Using a tape measure and a scale together help predict which teens have potentially dangerous levels of body fat, Canadian researchers have found.
The commonly used body mass index is based on someone's weight and height but it doesn't tell the difference between lean muscle and fat, or properly distinguish between different body frames, particularly in teens who are growing quickly.
To test if adding waist circumference is a better indicator, Dr. Michael Khoury of the University of Toronto and the Hospital for Sick Children and his co-authors analyzed data on 4,104 students in Grade 9 in the Niagara Region.
The students' heights, weights and waistlines were measured, their blood pressure and cholesterol levels were checked.

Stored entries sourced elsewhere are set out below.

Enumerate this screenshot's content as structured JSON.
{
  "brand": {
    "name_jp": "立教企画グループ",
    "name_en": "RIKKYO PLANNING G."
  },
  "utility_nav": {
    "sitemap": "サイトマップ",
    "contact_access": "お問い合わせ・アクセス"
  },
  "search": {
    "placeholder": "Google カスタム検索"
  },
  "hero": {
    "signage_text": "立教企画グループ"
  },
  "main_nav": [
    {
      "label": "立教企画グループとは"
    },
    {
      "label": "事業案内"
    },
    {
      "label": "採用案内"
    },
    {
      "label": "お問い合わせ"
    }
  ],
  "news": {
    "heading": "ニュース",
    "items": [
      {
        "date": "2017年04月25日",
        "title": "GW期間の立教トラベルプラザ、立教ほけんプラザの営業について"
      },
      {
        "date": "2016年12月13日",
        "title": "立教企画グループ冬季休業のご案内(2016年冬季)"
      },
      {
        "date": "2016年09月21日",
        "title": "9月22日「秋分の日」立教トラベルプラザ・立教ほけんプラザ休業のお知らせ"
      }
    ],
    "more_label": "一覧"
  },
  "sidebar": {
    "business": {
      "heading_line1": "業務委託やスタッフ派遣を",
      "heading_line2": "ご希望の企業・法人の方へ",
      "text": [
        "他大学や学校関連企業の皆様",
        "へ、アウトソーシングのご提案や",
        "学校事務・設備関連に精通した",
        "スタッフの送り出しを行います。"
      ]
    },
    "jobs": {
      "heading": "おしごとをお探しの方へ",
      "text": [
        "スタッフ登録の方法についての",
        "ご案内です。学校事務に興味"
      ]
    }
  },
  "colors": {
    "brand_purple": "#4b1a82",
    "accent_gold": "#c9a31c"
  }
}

"Waist measures appear to be important discriminating measurements when assessing lipid and blood pressure measurements in adolescents with high BMI and should be included when screening" overweight and obese adolescents, the study's authors concluded in this week’s issue of the Archives of Pediatrics & Adolescent Medicine.
Obese and overweight children with moderate waistlines had slightly elevated fat levels, the researchers found. Those with BMIs in the normal to overweight category with normal waist measurements tended to have healthy blood pressure and no cholesterol problems.
The study's authors said they were unable to take multiple blood pressure measurements.
The race, ethnicity and stage of puberty of the subjects weren't recorded.
A second study appearing in the journal PLoS One concluded that in adults, waist circumference consistently predicted risk of death.
Dr. Nirav Shah and Eric Braverman of Weill Cornell Medical College in New York estimated about 39 per cent of Americans who are classified as slightly overweight by BMI are probably obese when body fat is measured directly using X-ray imaging.
"Obesity, body fat and increased adiposity are more prevalent than the American public and American physicians are aware of," the pair concluded.